Furedi points out a key driver in the huge increase in the 2020s “is likely to have been the government’s decision to allow abortion pills to be sent by post during the Covid lockdown – a temporary allowance that the government later made permanent.”
She continues: “The ability to take a pill at home rather than have to attend an in-person clinic appointment has further transformed the perception and experience of abortion. Taking a tablet to cause your own miscarriage is very different to undergoing a procedure in a clinic. Many women found that abortion suddenly became far more acceptable than it had been previously.”
Even though she remains an ardent supporter of abortion, it is refreshing to see Furedi openly acknowledge what is, without doubt, the primary catalyst driving abortion numbers upward in both Ireland and England.
Soon after the outbreak of Covid-19 in 2020, then Minister for Health in Ireland Simon Harris sanctioned telemedicine “at-home” abortions and gave assurances at the time that the measure would remain in place only for the duration of the pandemic.
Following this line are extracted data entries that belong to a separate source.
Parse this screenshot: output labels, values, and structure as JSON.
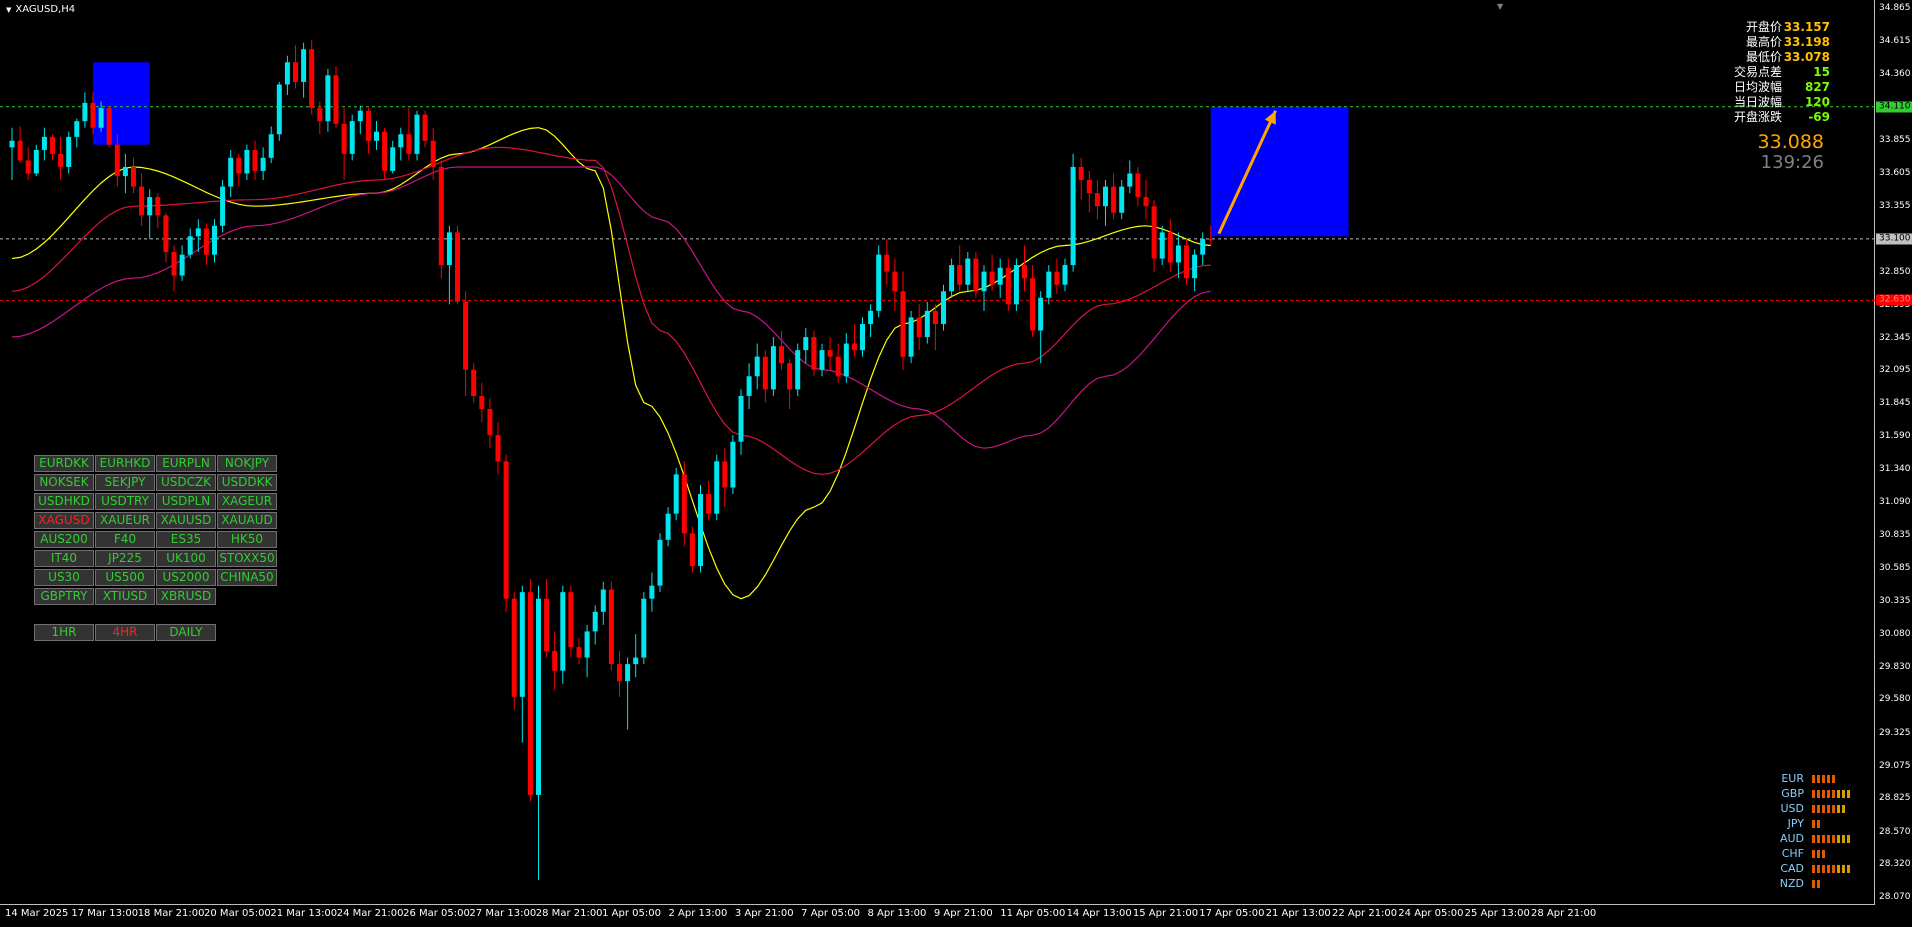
{
  "window": {
    "title": "XAGUSD,H4"
  },
  "price_axis": {
    "ticks": [
      "34.865",
      "34.615",
      "34.360",
      "34.110",
      "33.855",
      "33.605",
      "33.355",
      "33.100",
      "32.850",
      "32.595",
      "32.345",
      "32.095",
      "31.845",
      "31.590",
      "31.340",
      "31.090",
      "30.835",
      "30.585",
      "30.335",
      "30.080",
      "29.830",
      "29.580",
      "29.325",
      "29.075",
      "28.825",
      "28.570",
      "28.320",
      "28.070"
    ],
    "boxes": [
      {
        "label": "34.110",
        "value": 34.11,
        "bg": "#32cd32",
        "fg": "#000000"
      },
      {
        "label": "33.100",
        "value": 33.1,
        "bg": "#c0c0c0",
        "fg": "#000000"
      },
      {
        "label": "32.630",
        "value": 32.63,
        "bg": "#ff0000",
        "fg": "#ff8080"
      }
    ]
  },
  "time_axis": {
    "labels": [
      "14 Mar 2025",
      "17 Mar 13:00",
      "18 Mar 21:00",
      "20 Mar 05:00",
      "21 Mar 13:00",
      "24 Mar 21:00",
      "26 Mar 05:00",
      "27 Mar 13:00",
      "28 Mar 21:00",
      "1 Apr 05:00",
      "2 Apr 13:00",
      "3 Apr 21:00",
      "7 Apr 05:00",
      "8 Apr 13:00",
      "9 Apr 21:00",
      "11 Apr 05:00",
      "14 Apr 13:00",
      "15 Apr 21:00",
      "17 Apr 05:00",
      "21 Apr 13:00",
      "22 Apr 21:00",
      "24 Apr 05:00",
      "25 Apr 13:00",
      "28 Apr 21:00"
    ]
  },
  "info_panel": {
    "rows": [
      {
        "label": "开盘价",
        "value": "33.157"
      },
      {
        "label": "最高价",
        "value": "33.198"
      },
      {
        "label": "最低价",
        "value": "33.078"
      },
      {
        "label": "交易点差",
        "value": "15"
      },
      {
        "label": "日均波幅",
        "value": "827"
      },
      {
        "label": "当日波幅",
        "value": "120"
      },
      {
        "label": "开盘涨跌",
        "value": "-69"
      }
    ],
    "last_price": "33.088",
    "countdown": "139:26"
  },
  "symbols": [
    "EURDKK",
    "EURHKD",
    "EURPLN",
    "NOKJPY",
    "NOKSEK",
    "SEKJPY",
    "USDCZK",
    "USDDKK",
    "USDHKD",
    "USDTRY",
    "USDPLN",
    "XAGEUR",
    "XAGUSD",
    "XAUEUR",
    "XAUUSD",
    "XAUAUD",
    "AUS200",
    "F40",
    "ES35",
    "HK50",
    "IT40",
    "JP225",
    "UK100",
    "STOXX50",
    "US30",
    "US500",
    "US2000",
    "CHINA50",
    "GBPTRY",
    "XTIUSD",
    "XBRUSD"
  ],
  "active_symbol": "XAGUSD",
  "timeframes": [
    "1HR",
    "4HR",
    "DAILY"
  ],
  "active_timeframe": "4HR",
  "currency_strength": [
    {
      "name": "EUR",
      "level": 5
    },
    {
      "name": "GBP",
      "level": 8
    },
    {
      "name": "USD",
      "level": 7
    },
    {
      "name": "JPY",
      "level": 2
    },
    {
      "name": "AUD",
      "level": 8
    },
    {
      "name": "CHF",
      "level": 3
    },
    {
      "name": "CAD",
      "level": 8
    },
    {
      "name": "NZD",
      "level": 2
    }
  ],
  "colors": {
    "bull": "#00e5ee",
    "bear": "#ff0000",
    "ma_fast": "#ffff00",
    "ma_mid": "#dc143c",
    "ma_slow": "#c71585",
    "zone": "#0000ff",
    "arrow": "#ffa500",
    "accent": "#ffc000"
  },
  "chart_data": {
    "type": "candlestick",
    "symbol": "XAGUSD",
    "timeframe": "H4",
    "ylim": [
      28.07,
      34.865
    ],
    "grid": false,
    "horizontal_levels": [
      {
        "value": 34.11,
        "color": "#32cd32",
        "style": "dotted"
      },
      {
        "value": 33.1,
        "color": "#c0c0c0",
        "style": "dotted"
      },
      {
        "value": 32.63,
        "color": "#ff0000",
        "style": "dotted"
      }
    ],
    "candles": [
      [
        33.8,
        33.95,
        33.55,
        33.85
      ],
      [
        33.85,
        33.96,
        33.68,
        33.7
      ],
      [
        33.7,
        33.8,
        33.55,
        33.6
      ],
      [
        33.6,
        33.82,
        33.58,
        33.78
      ],
      [
        33.78,
        33.95,
        33.7,
        33.88
      ],
      [
        33.88,
        33.9,
        33.7,
        33.75
      ],
      [
        33.75,
        33.88,
        33.55,
        33.65
      ],
      [
        33.65,
        33.92,
        33.6,
        33.88
      ],
      [
        33.88,
        34.02,
        33.8,
        34.0
      ],
      [
        34.0,
        34.22,
        33.95,
        34.14
      ],
      [
        34.14,
        34.22,
        33.9,
        33.95
      ],
      [
        33.95,
        34.15,
        33.92,
        34.1
      ],
      [
        34.1,
        34.12,
        33.8,
        33.82
      ],
      [
        33.82,
        33.9,
        33.5,
        33.58
      ],
      [
        33.58,
        33.75,
        33.45,
        33.65
      ],
      [
        33.65,
        33.72,
        33.45,
        33.5
      ],
      [
        33.5,
        33.6,
        33.2,
        33.28
      ],
      [
        33.28,
        33.48,
        33.1,
        33.42
      ],
      [
        33.42,
        33.45,
        33.18,
        33.28
      ],
      [
        33.28,
        33.3,
        32.92,
        33.0
      ],
      [
        33.0,
        33.05,
        32.7,
        32.82
      ],
      [
        32.82,
        33.05,
        32.78,
        32.98
      ],
      [
        32.98,
        33.18,
        32.95,
        33.12
      ],
      [
        33.12,
        33.25,
        33.0,
        33.18
      ],
      [
        33.18,
        33.22,
        32.9,
        32.98
      ],
      [
        32.98,
        33.25,
        32.92,
        33.2
      ],
      [
        33.2,
        33.55,
        33.15,
        33.5
      ],
      [
        33.5,
        33.78,
        33.42,
        33.72
      ],
      [
        33.72,
        33.75,
        33.5,
        33.6
      ],
      [
        33.6,
        33.82,
        33.55,
        33.78
      ],
      [
        33.78,
        33.85,
        33.55,
        33.62
      ],
      [
        33.62,
        33.8,
        33.55,
        33.72
      ],
      [
        33.72,
        33.96,
        33.68,
        33.9
      ],
      [
        33.9,
        34.3,
        33.85,
        34.28
      ],
      [
        34.28,
        34.5,
        34.2,
        34.45
      ],
      [
        34.45,
        34.58,
        34.25,
        34.3
      ],
      [
        34.3,
        34.6,
        34.18,
        34.55
      ],
      [
        34.55,
        34.62,
        34.05,
        34.1
      ],
      [
        34.1,
        34.15,
        33.9,
        34.0
      ],
      [
        34.0,
        34.4,
        33.92,
        34.35
      ],
      [
        34.35,
        34.42,
        33.95,
        33.98
      ],
      [
        33.98,
        34.1,
        33.55,
        33.75
      ],
      [
        33.75,
        34.05,
        33.7,
        34.0
      ],
      [
        34.0,
        34.12,
        33.9,
        34.08
      ],
      [
        34.08,
        34.1,
        33.75,
        33.85
      ],
      [
        33.85,
        34.0,
        33.78,
        33.92
      ],
      [
        33.92,
        33.95,
        33.55,
        33.62
      ],
      [
        33.62,
        33.85,
        33.6,
        33.8
      ],
      [
        33.8,
        33.95,
        33.7,
        33.9
      ],
      [
        33.9,
        34.1,
        33.7,
        33.75
      ],
      [
        33.75,
        34.08,
        33.7,
        34.05
      ],
      [
        34.05,
        34.08,
        33.8,
        33.85
      ],
      [
        33.85,
        33.95,
        33.55,
        33.65
      ],
      [
        33.65,
        33.7,
        32.8,
        32.9
      ],
      [
        32.9,
        33.2,
        32.6,
        33.15
      ],
      [
        33.15,
        33.2,
        32.6,
        32.62
      ],
      [
        32.62,
        32.7,
        31.9,
        32.1
      ],
      [
        32.1,
        32.15,
        31.85,
        31.9
      ],
      [
        31.9,
        32.0,
        31.7,
        31.8
      ],
      [
        31.8,
        31.88,
        31.5,
        31.6
      ],
      [
        31.6,
        31.7,
        31.3,
        31.4
      ],
      [
        31.4,
        31.45,
        30.25,
        30.35
      ],
      [
        30.35,
        30.4,
        29.5,
        29.6
      ],
      [
        29.6,
        30.45,
        29.25,
        30.4
      ],
      [
        30.4,
        30.5,
        28.8,
        28.85
      ],
      [
        28.85,
        30.45,
        28.2,
        30.35
      ],
      [
        30.35,
        30.5,
        29.9,
        29.95
      ],
      [
        29.95,
        30.1,
        29.65,
        29.8
      ],
      [
        29.8,
        30.45,
        29.7,
        30.4
      ],
      [
        30.4,
        30.45,
        29.9,
        29.98
      ],
      [
        29.98,
        30.05,
        29.85,
        29.9
      ],
      [
        29.9,
        30.15,
        29.75,
        30.1
      ],
      [
        30.1,
        30.3,
        30.0,
        30.25
      ],
      [
        30.25,
        30.48,
        30.15,
        30.42
      ],
      [
        30.42,
        30.48,
        29.8,
        29.85
      ],
      [
        29.85,
        29.95,
        29.6,
        29.72
      ],
      [
        29.72,
        29.9,
        29.35,
        29.85
      ],
      [
        29.85,
        30.08,
        29.75,
        29.9
      ],
      [
        29.9,
        30.4,
        29.85,
        30.35
      ],
      [
        30.35,
        30.55,
        30.25,
        30.45
      ],
      [
        30.45,
        30.85,
        30.4,
        30.8
      ],
      [
        30.8,
        31.05,
        30.75,
        31.0
      ],
      [
        31.0,
        31.35,
        30.95,
        31.3
      ],
      [
        31.3,
        31.4,
        30.75,
        30.85
      ],
      [
        30.85,
        30.9,
        30.55,
        30.6
      ],
      [
        30.6,
        31.22,
        30.55,
        31.15
      ],
      [
        31.15,
        31.25,
        30.95,
        31.0
      ],
      [
        31.0,
        31.45,
        30.95,
        31.4
      ],
      [
        31.4,
        31.5,
        31.05,
        31.2
      ],
      [
        31.2,
        31.6,
        31.15,
        31.55
      ],
      [
        31.55,
        31.95,
        31.45,
        31.9
      ],
      [
        31.9,
        32.15,
        31.8,
        32.05
      ],
      [
        32.05,
        32.3,
        31.95,
        32.2
      ],
      [
        32.2,
        32.25,
        31.85,
        31.95
      ],
      [
        31.95,
        32.35,
        31.9,
        32.28
      ],
      [
        32.28,
        32.4,
        32.1,
        32.15
      ],
      [
        32.15,
        32.18,
        31.8,
        31.95
      ],
      [
        31.95,
        32.3,
        31.9,
        32.25
      ],
      [
        32.25,
        32.42,
        32.15,
        32.35
      ],
      [
        32.35,
        32.4,
        32.05,
        32.1
      ],
      [
        32.1,
        32.3,
        32.05,
        32.25
      ],
      [
        32.25,
        32.35,
        32.1,
        32.2
      ],
      [
        32.2,
        32.3,
        32.0,
        32.05
      ],
      [
        32.05,
        32.38,
        32.0,
        32.3
      ],
      [
        32.3,
        32.45,
        32.2,
        32.25
      ],
      [
        32.25,
        32.5,
        32.2,
        32.45
      ],
      [
        32.45,
        32.6,
        32.35,
        32.55
      ],
      [
        32.55,
        33.05,
        32.5,
        32.98
      ],
      [
        32.98,
        33.1,
        32.75,
        32.85
      ],
      [
        32.85,
        32.95,
        32.55,
        32.7
      ],
      [
        32.7,
        32.85,
        32.1,
        32.2
      ],
      [
        32.2,
        32.55,
        32.15,
        32.5
      ],
      [
        32.5,
        32.6,
        32.25,
        32.35
      ],
      [
        32.35,
        32.62,
        32.3,
        32.55
      ],
      [
        32.55,
        32.6,
        32.25,
        32.45
      ],
      [
        32.45,
        32.75,
        32.4,
        32.7
      ],
      [
        32.7,
        32.95,
        32.65,
        32.9
      ],
      [
        32.9,
        33.05,
        32.7,
        32.75
      ],
      [
        32.75,
        33.0,
        32.7,
        32.95
      ],
      [
        32.95,
        33.0,
        32.65,
        32.7
      ],
      [
        32.7,
        32.9,
        32.55,
        32.85
      ],
      [
        32.85,
        32.98,
        32.7,
        32.75
      ],
      [
        32.75,
        32.95,
        32.65,
        32.88
      ],
      [
        32.88,
        32.95,
        32.55,
        32.6
      ],
      [
        32.6,
        32.95,
        32.55,
        32.9
      ],
      [
        32.9,
        33.05,
        32.7,
        32.8
      ],
      [
        32.8,
        32.9,
        32.35,
        32.4
      ],
      [
        32.4,
        32.7,
        32.15,
        32.65
      ],
      [
        32.65,
        32.9,
        32.6,
        32.85
      ],
      [
        32.85,
        32.95,
        32.68,
        32.75
      ],
      [
        32.75,
        32.95,
        32.7,
        32.9
      ],
      [
        32.9,
        33.75,
        32.85,
        33.65
      ],
      [
        33.65,
        33.72,
        33.4,
        33.55
      ],
      [
        33.55,
        33.62,
        33.3,
        33.45
      ],
      [
        33.45,
        33.55,
        33.25,
        33.35
      ],
      [
        33.35,
        33.55,
        33.2,
        33.5
      ],
      [
        33.5,
        33.6,
        33.25,
        33.3
      ],
      [
        33.3,
        33.55,
        33.25,
        33.5
      ],
      [
        33.5,
        33.7,
        33.45,
        33.6
      ],
      [
        33.6,
        33.65,
        33.35,
        33.42
      ],
      [
        33.42,
        33.55,
        33.25,
        33.35
      ],
      [
        33.35,
        33.4,
        32.85,
        32.95
      ],
      [
        32.95,
        33.2,
        32.9,
        33.15
      ],
      [
        33.15,
        33.25,
        32.85,
        32.92
      ],
      [
        32.92,
        33.15,
        32.8,
        33.05
      ],
      [
        33.05,
        33.1,
        32.75,
        32.8
      ],
      [
        32.8,
        33.02,
        32.7,
        32.98
      ],
      [
        32.98,
        33.15,
        32.9,
        33.1
      ],
      [
        33.1,
        33.2,
        33.05,
        33.09
      ]
    ],
    "moving_averages": [
      {
        "color": "#ffff00",
        "points": [
          [
            0,
            32.95
          ],
          [
            15,
            33.65
          ],
          [
            30,
            33.35
          ],
          [
            45,
            33.45
          ],
          [
            55,
            33.75
          ],
          [
            65,
            33.95
          ],
          [
            72,
            33.62
          ],
          [
            78,
            31.85
          ],
          [
            90,
            30.35
          ],
          [
            99,
            31.05
          ],
          [
            110,
            32.45
          ],
          [
            118,
            32.7
          ],
          [
            130,
            33.05
          ],
          [
            140,
            33.2
          ],
          [
            148,
            33.05
          ]
        ]
      },
      {
        "color": "#dc143c",
        "points": [
          [
            0,
            32.7
          ],
          [
            15,
            33.35
          ],
          [
            30,
            33.4
          ],
          [
            45,
            33.55
          ],
          [
            60,
            33.8
          ],
          [
            72,
            33.7
          ],
          [
            80,
            32.4
          ],
          [
            90,
            31.6
          ],
          [
            100,
            31.3
          ],
          [
            112,
            31.75
          ],
          [
            125,
            32.15
          ],
          [
            135,
            32.6
          ],
          [
            148,
            32.9
          ]
        ]
      },
      {
        "color": "#c71585",
        "points": [
          [
            0,
            32.35
          ],
          [
            15,
            32.8
          ],
          [
            30,
            33.2
          ],
          [
            45,
            33.45
          ],
          [
            55,
            33.65
          ],
          [
            72,
            33.65
          ],
          [
            80,
            33.25
          ],
          [
            90,
            32.55
          ],
          [
            100,
            32.1
          ],
          [
            112,
            31.8
          ],
          [
            120,
            31.5
          ],
          [
            126,
            31.6
          ],
          [
            135,
            32.05
          ],
          [
            148,
            32.7
          ]
        ]
      }
    ],
    "zones": [
      {
        "x0": 10,
        "x1": 17,
        "y0": 33.82,
        "y1": 34.45,
        "color": "#0000ff"
      },
      {
        "x0": 148,
        "x1": 165,
        "y0": 33.12,
        "y1": 34.11,
        "color": "#0000ff"
      }
    ],
    "arrow": {
      "x0": 149,
      "y0": 33.14,
      "x1": 156,
      "y1": 34.08,
      "color": "#ffa500"
    }
  }
}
His successor at the Department of Health, Stephen Donnelly, later reneged on that promise and announced that telemedicine abortion would be made permanent.
This decision urgently needs to be reviewed in light of the sharp increase in abortions, as well as the risks telemedicine abortion poses to women’s health and the heightened potential for coercion when no face-to-face consultation with a doctor takes place prior to the abortion.



It is so tragic that there are so many unnecessary abortions now. Most abortions seem to be carried out because the pregnancy may happen at an inconvenient time or the possibility that the baby may not be perfect. What happens if the aborted foetus in later abortions is alive after the procedure. I dread to think. It is shocking what has happened to our values in Ireland
In the USA those babies are left to die. In my research, many women would keep their babies if their partners supported them.
It should be mandatory for all pre abortion mothers to watch the full film. ” the scream”. While I sympathise that some were unwanted pregnancys, if taken to term there are people and agencies more than willing to arrange adoption. Also our world is becoming full of older people like myself and not enough young people to fund them. Is the answer to euthanise the old? Where does it end. Is murder in all its forms OK?
Of course Ms Furedi is right. The terrible truth is that telemedicine is finally giving women the abortion they want, that the current abortion epidemic here in England is the new reality. Until women with unplanned pregnancies feel they won’t be punished for having their babies, this epidemic will continue. One possible glimmer of hope on the horizon is that the plummeting birth rate means society might finally pay for a fair deal for women to have their babies. Why should it be down to pregnant women to pay for the survival of society?